Lorsque le professeur Vallancien s'insurge, on pourrait parfois être tenté de le suivre. Il pointe en effet nombre de tares qu'aucun être doué de raison ne peut ignorer et donc refuser de corriger. Mais à l'instar de quantité d'experts, s'il est clairvoyant pour établir des diagnostics, il peine à y opposer des solutions autres que celles dictées avant tout au nom de principes et d'a priori théoriques, qu'il meurt d'envie d'appliquer avant tout... aux autres !
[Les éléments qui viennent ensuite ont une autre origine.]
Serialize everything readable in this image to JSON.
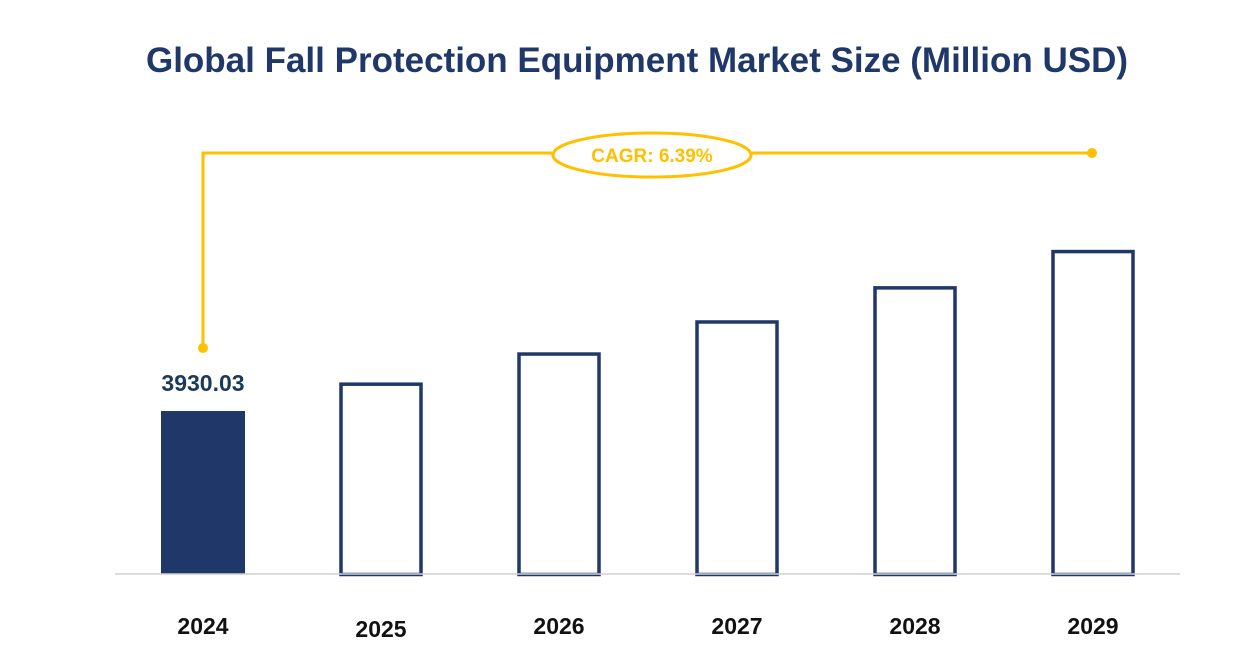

Par exemple, il réclame la fin de la liberté d'installation pour les médecins, sous prétexte qu'on observe de grandes hétérogénéités de répartition conduisant à la désertification médicale de certaines régions, au surpeuplement d'autres et à de pareilles et calamiteuses disparités au niveau des spécialités elles-mêmes.
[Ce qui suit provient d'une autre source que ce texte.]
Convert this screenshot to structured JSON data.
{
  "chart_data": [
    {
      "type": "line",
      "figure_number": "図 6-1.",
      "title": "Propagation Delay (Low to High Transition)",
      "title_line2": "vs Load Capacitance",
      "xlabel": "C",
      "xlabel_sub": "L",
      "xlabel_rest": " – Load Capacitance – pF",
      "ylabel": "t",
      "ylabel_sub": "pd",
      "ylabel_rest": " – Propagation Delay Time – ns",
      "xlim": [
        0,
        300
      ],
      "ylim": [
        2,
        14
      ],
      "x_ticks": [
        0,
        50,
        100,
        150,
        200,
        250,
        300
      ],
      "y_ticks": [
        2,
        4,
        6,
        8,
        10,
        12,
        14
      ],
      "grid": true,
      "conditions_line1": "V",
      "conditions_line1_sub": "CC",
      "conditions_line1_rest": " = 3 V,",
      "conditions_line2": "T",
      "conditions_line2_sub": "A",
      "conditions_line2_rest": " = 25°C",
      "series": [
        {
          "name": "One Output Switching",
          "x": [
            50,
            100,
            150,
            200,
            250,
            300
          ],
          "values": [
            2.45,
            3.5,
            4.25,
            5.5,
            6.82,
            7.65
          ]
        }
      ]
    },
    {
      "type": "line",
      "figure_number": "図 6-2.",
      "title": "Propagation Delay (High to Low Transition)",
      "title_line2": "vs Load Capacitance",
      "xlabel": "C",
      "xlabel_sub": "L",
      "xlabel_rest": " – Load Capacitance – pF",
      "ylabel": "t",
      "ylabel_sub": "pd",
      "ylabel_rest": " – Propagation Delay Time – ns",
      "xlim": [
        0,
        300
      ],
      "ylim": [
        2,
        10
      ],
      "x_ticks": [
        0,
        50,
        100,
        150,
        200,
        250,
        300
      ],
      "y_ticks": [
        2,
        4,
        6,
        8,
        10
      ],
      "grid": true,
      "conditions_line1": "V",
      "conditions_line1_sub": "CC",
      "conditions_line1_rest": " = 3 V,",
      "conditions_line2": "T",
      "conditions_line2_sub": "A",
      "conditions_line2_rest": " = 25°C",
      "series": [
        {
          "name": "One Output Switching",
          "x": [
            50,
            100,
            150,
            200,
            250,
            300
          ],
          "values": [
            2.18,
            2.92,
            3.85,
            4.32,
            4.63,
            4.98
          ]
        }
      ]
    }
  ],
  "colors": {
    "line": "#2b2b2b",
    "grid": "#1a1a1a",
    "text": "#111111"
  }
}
Son argumentation est étrange : faisant le constat que les praticiens sont rémunérés essentiellement par la Sécurité Sociale, il lui paraît normal qu'elle en fasse des assujettis en réglementant autoritairement l'endroit où ils devraient poser leur plaque.
Il préconise donc ni plus ni moins l'application d'une rigide logique bureaucratique, alors que dans le même temps il en critique à longueur de pages les méfaits qui aboutissent entre autres à « financer le secteur libéral à l'aveugle ».
Ainsi, non seulement il entérine le principe d'une tutelle planificatrice et centralisatrice, mais il veut en accroître les prérogatives !
Une alternative est pourtant envisageable à ces oukases gestionnaires : s'assurer avec bon sens que l'offre médicale réponde à des besoins réels et sanctionner les abus. Il est en effet légitime pour le payeur de contrôler que toutes les prestations remboursées sont pleinement justifiées.
On pourrait par la même occasion, cesser de penser que ce payeur doive nécessairement être unique. On connaît les dysfonctionnements de la Sécurité Sociale, dus pour beaucoup à sa situation de quasi monopole, à son gigantisme déresponsabilisant, et à sa trop grande dépendance des ressources de l'Etat.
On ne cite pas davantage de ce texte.